Par Kaouther Khelifi
Au plus profond de la déperdition humaine, plonge la caméra de Nasreddine Sehili. Tremblante, à l’image de la fragilité qu’elle s’évertue à nous rendre. Elle est, au milieu dont elle veut nous restituer ne serait-ce qu’un morceau, ce que la sonde gastrique est aux entrailles d’un corps malade. La pathologie et le remède portent le même nom. Un morceau, non par l’insuffisance de la matière qu’il y a à saisir, mais sans doute par le repli dont nous ferons preuve face à la réception, grandeur écran de cinéma, de ce concentré de détresse non fictionnelle. Personne ne prendra tout de l’œuvre : qui pour motifs d’esthétisme, qui de par la chasteté de ses oreilles, qui de par sa culpabilité de préservé.
Ici, l’underground ne désigne pas que le genre. On est dans les bas-fonds de la ville, Lâ fawq al-ardh walâ tahtihâ, dirait H. Ben Othman. Dans ce qui reste d’un hammam abandonné. Dans ce qui reste de corps dégradés, de vies meurtries. Ici, les corps et les décors se ressemblent, l’ennui et le néant sont à l’œuvre à tous les instants. La brutalité guette. Seules misère et solidarité sauront faire bon ménage.
Arrivés là par expulsion (qui d’un pays, qui de sa famille), Fanta et Rzouga vivent au rythme d’une relation destructrice et nécessaire à la fois. N’étaient l’époque et les deux cents mètres qui séparent leur planque des quartiers généraux des pouvoirs, on serait tenté de s’imaginer dans une petite cour des miracles.

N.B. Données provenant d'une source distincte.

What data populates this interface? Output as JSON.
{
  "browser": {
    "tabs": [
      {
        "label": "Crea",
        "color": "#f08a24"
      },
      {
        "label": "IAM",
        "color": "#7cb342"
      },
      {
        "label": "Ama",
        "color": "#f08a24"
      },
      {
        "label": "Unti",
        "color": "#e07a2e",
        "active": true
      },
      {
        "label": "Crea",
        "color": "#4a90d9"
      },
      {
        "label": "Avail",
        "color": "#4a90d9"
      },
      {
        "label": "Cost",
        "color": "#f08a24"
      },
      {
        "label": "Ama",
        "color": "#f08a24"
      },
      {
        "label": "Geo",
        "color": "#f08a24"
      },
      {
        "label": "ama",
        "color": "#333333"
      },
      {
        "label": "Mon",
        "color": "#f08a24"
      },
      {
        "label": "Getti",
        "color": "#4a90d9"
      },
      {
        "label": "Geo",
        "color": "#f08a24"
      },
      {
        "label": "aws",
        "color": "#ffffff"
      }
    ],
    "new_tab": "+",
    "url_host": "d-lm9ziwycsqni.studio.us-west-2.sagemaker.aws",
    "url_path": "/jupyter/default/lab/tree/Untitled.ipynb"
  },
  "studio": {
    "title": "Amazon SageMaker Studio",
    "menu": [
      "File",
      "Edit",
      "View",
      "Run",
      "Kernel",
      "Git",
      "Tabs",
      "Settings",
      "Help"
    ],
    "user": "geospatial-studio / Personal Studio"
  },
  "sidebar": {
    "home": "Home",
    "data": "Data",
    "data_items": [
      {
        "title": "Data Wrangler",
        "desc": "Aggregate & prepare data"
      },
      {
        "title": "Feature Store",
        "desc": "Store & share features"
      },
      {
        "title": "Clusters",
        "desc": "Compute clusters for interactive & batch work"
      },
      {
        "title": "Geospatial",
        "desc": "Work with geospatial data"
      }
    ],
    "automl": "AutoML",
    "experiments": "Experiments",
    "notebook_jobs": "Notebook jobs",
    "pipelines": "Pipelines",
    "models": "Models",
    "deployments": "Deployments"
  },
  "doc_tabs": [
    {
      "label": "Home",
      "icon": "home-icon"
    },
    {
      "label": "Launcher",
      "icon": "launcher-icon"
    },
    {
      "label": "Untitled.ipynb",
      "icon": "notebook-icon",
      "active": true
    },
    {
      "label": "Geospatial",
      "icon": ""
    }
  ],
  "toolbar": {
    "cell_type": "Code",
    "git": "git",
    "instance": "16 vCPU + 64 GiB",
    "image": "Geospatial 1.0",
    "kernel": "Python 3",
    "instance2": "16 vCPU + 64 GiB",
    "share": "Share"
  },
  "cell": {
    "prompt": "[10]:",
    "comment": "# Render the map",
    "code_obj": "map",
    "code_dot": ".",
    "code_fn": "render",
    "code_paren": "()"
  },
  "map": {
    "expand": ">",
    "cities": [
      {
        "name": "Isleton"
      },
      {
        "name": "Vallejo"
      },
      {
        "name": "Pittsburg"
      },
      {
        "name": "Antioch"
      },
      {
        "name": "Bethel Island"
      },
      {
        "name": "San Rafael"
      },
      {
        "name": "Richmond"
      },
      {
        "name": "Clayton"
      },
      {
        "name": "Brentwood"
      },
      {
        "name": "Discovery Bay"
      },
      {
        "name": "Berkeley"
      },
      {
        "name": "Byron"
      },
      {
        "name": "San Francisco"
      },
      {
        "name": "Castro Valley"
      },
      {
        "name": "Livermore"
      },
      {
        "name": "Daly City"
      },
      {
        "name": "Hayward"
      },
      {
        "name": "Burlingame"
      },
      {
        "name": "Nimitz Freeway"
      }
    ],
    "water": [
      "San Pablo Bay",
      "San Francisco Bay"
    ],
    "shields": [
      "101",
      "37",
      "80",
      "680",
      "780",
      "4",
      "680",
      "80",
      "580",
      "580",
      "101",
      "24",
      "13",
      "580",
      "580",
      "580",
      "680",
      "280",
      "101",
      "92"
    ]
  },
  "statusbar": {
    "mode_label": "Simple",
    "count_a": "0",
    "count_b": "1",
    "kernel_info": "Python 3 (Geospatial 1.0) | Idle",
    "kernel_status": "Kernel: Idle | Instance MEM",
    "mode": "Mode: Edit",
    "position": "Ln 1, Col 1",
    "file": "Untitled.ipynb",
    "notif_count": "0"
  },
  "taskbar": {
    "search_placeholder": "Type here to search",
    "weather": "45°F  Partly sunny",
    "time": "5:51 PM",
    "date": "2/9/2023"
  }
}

Entre débris et gravats, le duo se languit dans une relation où la passion amoureuse de l’un n’a d’égale que la culpabilité (presque paternelle) de l’autre. On comprendra du déroulé du récit que c’est Rzouga qui initiera Fanta au Subutex, avant de décrocher. Il veut que son ami en fasse autant, mais les deux hommes ne sont pas animés par la même force intérieure et la compulsion de répétition règne. Rzouga va alors frapper à toutes les portes, bien décidé à délivrer Fanta de ses démons. Et au diagnostic de tomber : Hépatite. Un mal pour un bien ? Lumière au bout du tunnel ? La nécessaire rupture de milieu impose un changement de décor et nous emmène à Korbous, où Fanta et Rzouga, rejoints par un autre ami dans la même épreuve, tentent de s’inscrire dans une nouvelle ‘’hygiène de vie’’. Mais le combat s’annonce lourd et le berger des faibles ne peut offrir que ce qu’il a. La parenthèse balnéaire se ferme et le précipice menace de nouveau. Trêve de patience, Rzouga jette l’éponge, abandonne. Fanta est, de nouveau, sans famille. Fondu au noir…
Une œuvre intimiste, atrocement réaliste, qui nous emmène dans les recoins les plus sombres des âmes et des corps. Qui, par moments, nous prend aux tripes, nous crève les yeux à coup de face à face avec ces semblables auxquels on se garde de ressembler. Une mise en images plutôt réussie de l’indicible. Peut-être même une portée didactique, à qui sait tirer parti de tout.